Musim panas menjadi semakin panjang, sementara sayapku semakin lelah melayang-layang. Sangkarku yang terakhir ikut termakan si burung Elang, disangkanya aku masih terlalu kecil tak mampu sigap menghindari paruhnya dan memilih menyelamatkan diri. Dan disinilah aku sekarang, di bumi bagian Selatan yang tidak bersahabat, tandus dan tidak menjanjikan. Hah!
Sudah hampir dua pekan, terlunta-lunta aku mengharapkan sebatang pohon yang rindang, yang bisa memberiku ranting kuat untuk membangun sangkar yang nyaman, namun yang kutemukan hanyalah pohon tua yang kering, yang jangankan menampungku-menopang dirinyapun sudah pasti tak mampu.
Jauh disana, nanar kupandangi mentari sore yang kian meredup. Kuseka keringatku yang bercucuran, aku haus, mataku berkunang-kunang. Mungkin inilah detik-detik matiku. Oh ibu induk, aku takut. Dan brak!
"Jangan makan aku.." lirihnya saat mendarat. Setengah mati aku tersontak. Ia seperti sesuatu yang terbuang dari surga.
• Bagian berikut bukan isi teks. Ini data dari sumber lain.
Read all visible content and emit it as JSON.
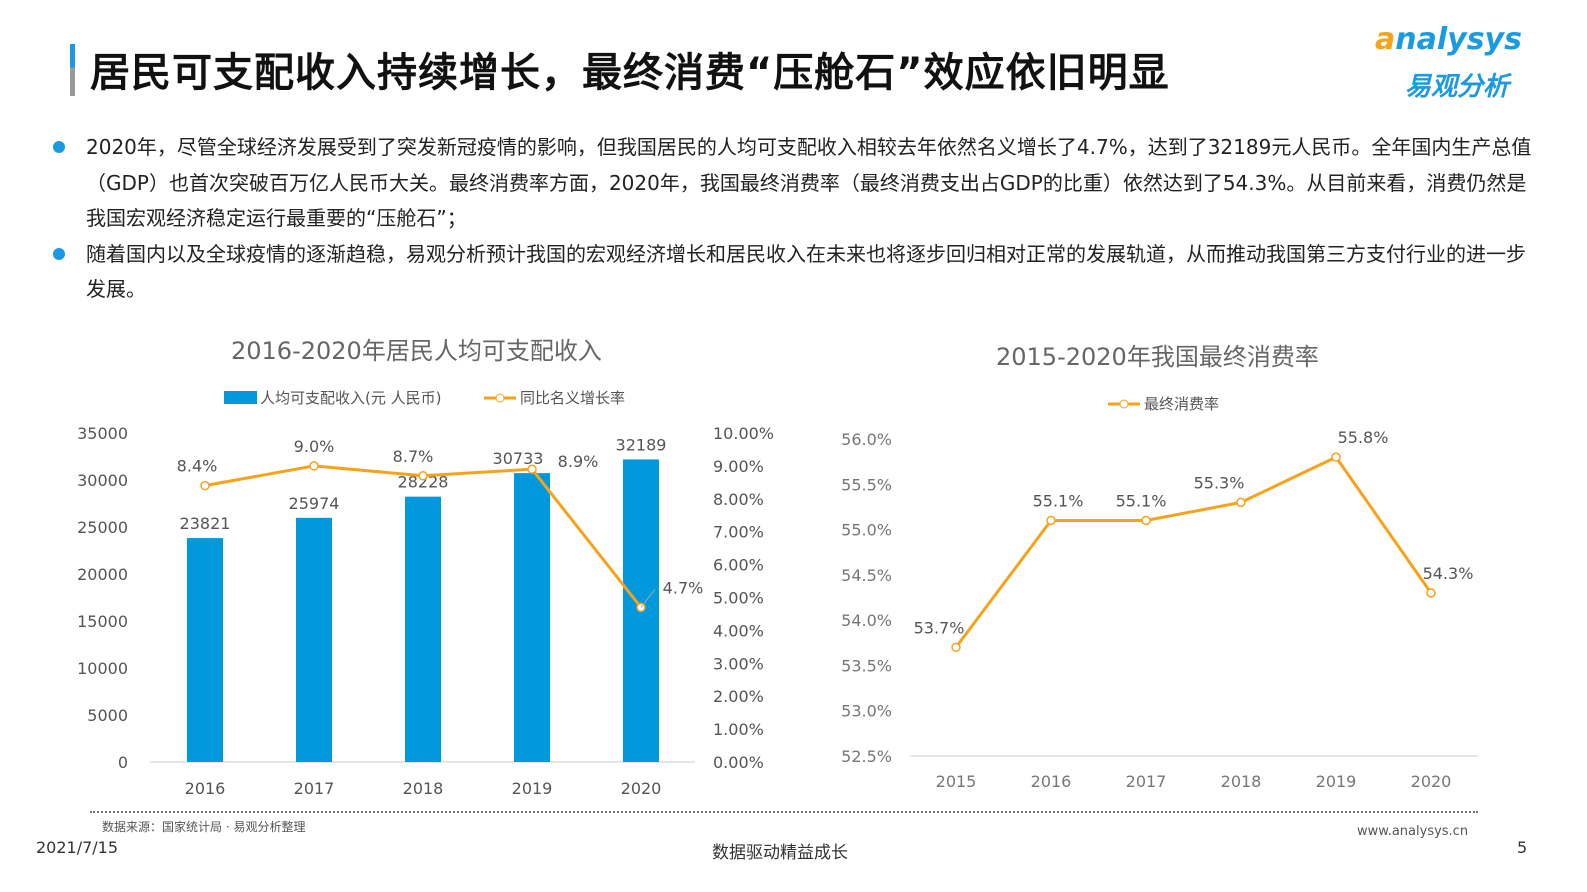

"Siapa yang akan memakanmu?" balasku masih setengah menganga
Burung aneh itu terdiam menatapku, namun mendadak tangisnya pecah tak terbendung, ia merengek, hampir saja aku tergiur untuk meminum air mata deras itu karena hausku yang sekarat.
"Kau datang darimana?" tanyanya di sela isakan.
"Timur, kau?"
"Barat" ia melihatku perlahan.
Wajahnya bukan hanya murung, tapi juga berduka. Lalu ia terdiam, aku penasaran.
"Apa yang terjadi? Siapa yang akan memakanmu?" selidikku.